The kind of review that makes me feel ill
Of Red Spikes, from over here (caps theirs, bolding mine):
The, um, 'graphically depicted evils of drug taking'? A girl's boyfriend injects himself. His eyes roll back into his head. She gets bored and leaves.
Oh, okay, the monkey rape scene was pretty violent. But they were monkeys. And I didn't put in anything I hadn't seen on television. And I don't recall there being a warning on the nature documentary about the graphic violence. There you go, though, books are clearly more powerful than television.
READ BEFORE USE WITH STUDENTS—Contains graphic descriptions of violence and drug use.
This book appears to be aimed at a wider demographic than the young adult market targeted by earlier titles such as Black Juice. It employs a similar crossover of genres in the ten short stories included. The stories contain dark themes and challenge readers to interpret language that is skilled and poetic. Appropriate for Senior English and Senior English Extension (Literature).
Words are used more for suggestion than clarification and the intense imagery provokes disturbing ambiguities that will stimulate analysis. A variety of vernacular adds to the interest. Plots vary, but have in common the author’s hallmark quirky ideas. Stories range from one about a woman who is cruelly gagged and punched about the head because of her witch-like ability to make mice and a frightening bogeyman in the manner of Wee Willy Winkie, to the bleaker stories of the machinations of ‘Hell and Heaven’, and the god-like budgie who tenderly provides a simulacrum to protect a family member from the graphically depicted evils of drug taking. [And then, oh my gawd:] Appropriate for investigating the roles of author, reader, text and world while developing an 'understanding of the influence of various contexts on the production of texts and on the reading practices through which readers make meaning' [Just as I always dreamed!].
The, um, 'graphically depicted evils of drug taking'? A girl's boyfriend injects himself. His eyes roll back into his head. She gets bored and leaves.
Oh, okay, the monkey rape scene was pretty violent. But they were monkeys. And I didn't put in anything I hadn't seen on television. And I don't recall there being a warning on the nature documentary about the graphic violence. There you go, though, books are clearly more powerful than television.
3 Comments:
Yee-hah!
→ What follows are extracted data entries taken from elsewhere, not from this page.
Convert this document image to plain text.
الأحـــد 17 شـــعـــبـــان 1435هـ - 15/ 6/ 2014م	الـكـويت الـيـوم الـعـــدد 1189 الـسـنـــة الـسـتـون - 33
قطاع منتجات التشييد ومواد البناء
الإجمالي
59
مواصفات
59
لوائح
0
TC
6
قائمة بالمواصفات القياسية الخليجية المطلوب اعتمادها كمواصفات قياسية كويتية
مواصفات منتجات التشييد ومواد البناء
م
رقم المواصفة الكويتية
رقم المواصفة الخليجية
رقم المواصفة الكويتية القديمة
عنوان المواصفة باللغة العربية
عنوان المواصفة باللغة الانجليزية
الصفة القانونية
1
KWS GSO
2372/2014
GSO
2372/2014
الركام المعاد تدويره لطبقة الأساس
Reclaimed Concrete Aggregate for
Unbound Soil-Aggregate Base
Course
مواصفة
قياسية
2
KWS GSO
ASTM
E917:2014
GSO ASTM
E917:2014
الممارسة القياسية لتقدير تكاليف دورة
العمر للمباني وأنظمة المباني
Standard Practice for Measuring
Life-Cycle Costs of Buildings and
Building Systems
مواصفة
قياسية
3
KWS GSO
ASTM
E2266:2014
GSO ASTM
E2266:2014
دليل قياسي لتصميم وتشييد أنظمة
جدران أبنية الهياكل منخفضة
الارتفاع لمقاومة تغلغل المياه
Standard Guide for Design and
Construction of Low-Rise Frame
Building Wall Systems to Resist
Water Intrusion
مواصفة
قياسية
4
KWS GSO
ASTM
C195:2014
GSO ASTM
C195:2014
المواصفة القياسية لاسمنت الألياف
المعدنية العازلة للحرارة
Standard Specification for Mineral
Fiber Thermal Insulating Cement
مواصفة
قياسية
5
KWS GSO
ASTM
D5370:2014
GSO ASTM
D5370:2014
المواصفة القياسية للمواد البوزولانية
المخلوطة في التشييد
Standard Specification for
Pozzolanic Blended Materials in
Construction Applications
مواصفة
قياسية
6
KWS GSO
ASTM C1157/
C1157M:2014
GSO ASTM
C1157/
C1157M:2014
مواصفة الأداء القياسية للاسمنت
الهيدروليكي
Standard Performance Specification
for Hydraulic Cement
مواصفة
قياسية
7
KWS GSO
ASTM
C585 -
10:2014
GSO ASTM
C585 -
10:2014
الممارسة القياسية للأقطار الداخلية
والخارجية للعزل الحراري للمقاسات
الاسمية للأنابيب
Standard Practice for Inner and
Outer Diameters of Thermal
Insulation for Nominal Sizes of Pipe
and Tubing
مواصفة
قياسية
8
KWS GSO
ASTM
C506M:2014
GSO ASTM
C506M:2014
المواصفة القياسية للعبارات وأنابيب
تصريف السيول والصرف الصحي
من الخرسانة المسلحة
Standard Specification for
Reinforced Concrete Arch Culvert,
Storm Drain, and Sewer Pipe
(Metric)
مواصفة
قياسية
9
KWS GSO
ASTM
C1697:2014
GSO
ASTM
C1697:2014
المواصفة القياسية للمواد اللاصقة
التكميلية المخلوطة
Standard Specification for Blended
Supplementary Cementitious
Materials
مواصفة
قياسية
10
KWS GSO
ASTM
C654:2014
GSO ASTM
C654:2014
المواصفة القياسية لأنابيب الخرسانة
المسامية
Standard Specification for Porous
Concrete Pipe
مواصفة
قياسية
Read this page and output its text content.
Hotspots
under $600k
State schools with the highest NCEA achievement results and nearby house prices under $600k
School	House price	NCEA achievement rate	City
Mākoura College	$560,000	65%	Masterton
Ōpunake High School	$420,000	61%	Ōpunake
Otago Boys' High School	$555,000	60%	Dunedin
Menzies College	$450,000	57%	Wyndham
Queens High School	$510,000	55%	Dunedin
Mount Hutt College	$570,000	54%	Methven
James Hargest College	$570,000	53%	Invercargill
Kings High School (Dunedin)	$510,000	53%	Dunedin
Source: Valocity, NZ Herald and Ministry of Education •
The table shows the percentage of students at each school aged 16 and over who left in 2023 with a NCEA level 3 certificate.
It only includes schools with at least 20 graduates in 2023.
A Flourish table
When I grow up, I want reviews like yours!
When my daughter was in year 8, she was given Blackrock as an official reading book, about the rape and murder of a girl at a beach party. It was based on the true story of the 12-year-old murdered at Newcastle in 1991. Full of explicit language, sex and violence. But apparently appropriate for 13 year olds to read, I think because the morality police were hoping they'd be put off trying to have any fun during their teens.
I loved dark stories as a child and teenager and still do. They grip me in a way the crap they handed us at school never did.
Your reviewer is an idiot who seems to think reading is just something you do, rather than something you experience with all of your senses.
Keep writing!
Thank you, Anon - and Laura, too! It's not just the enemy-of-darkness-and-bleakness-and-ambiguity thing that gets up my nose, it's the idea that anyone would write a book (or read it, or use it) hoping that it would be 'appropriate for investigating the roles of author, reader, text and world while developing an understanding of the influence of various contexts on the production of texts and on the reading practices through which readers make meaning'. Gives me the shudders, that kind of language.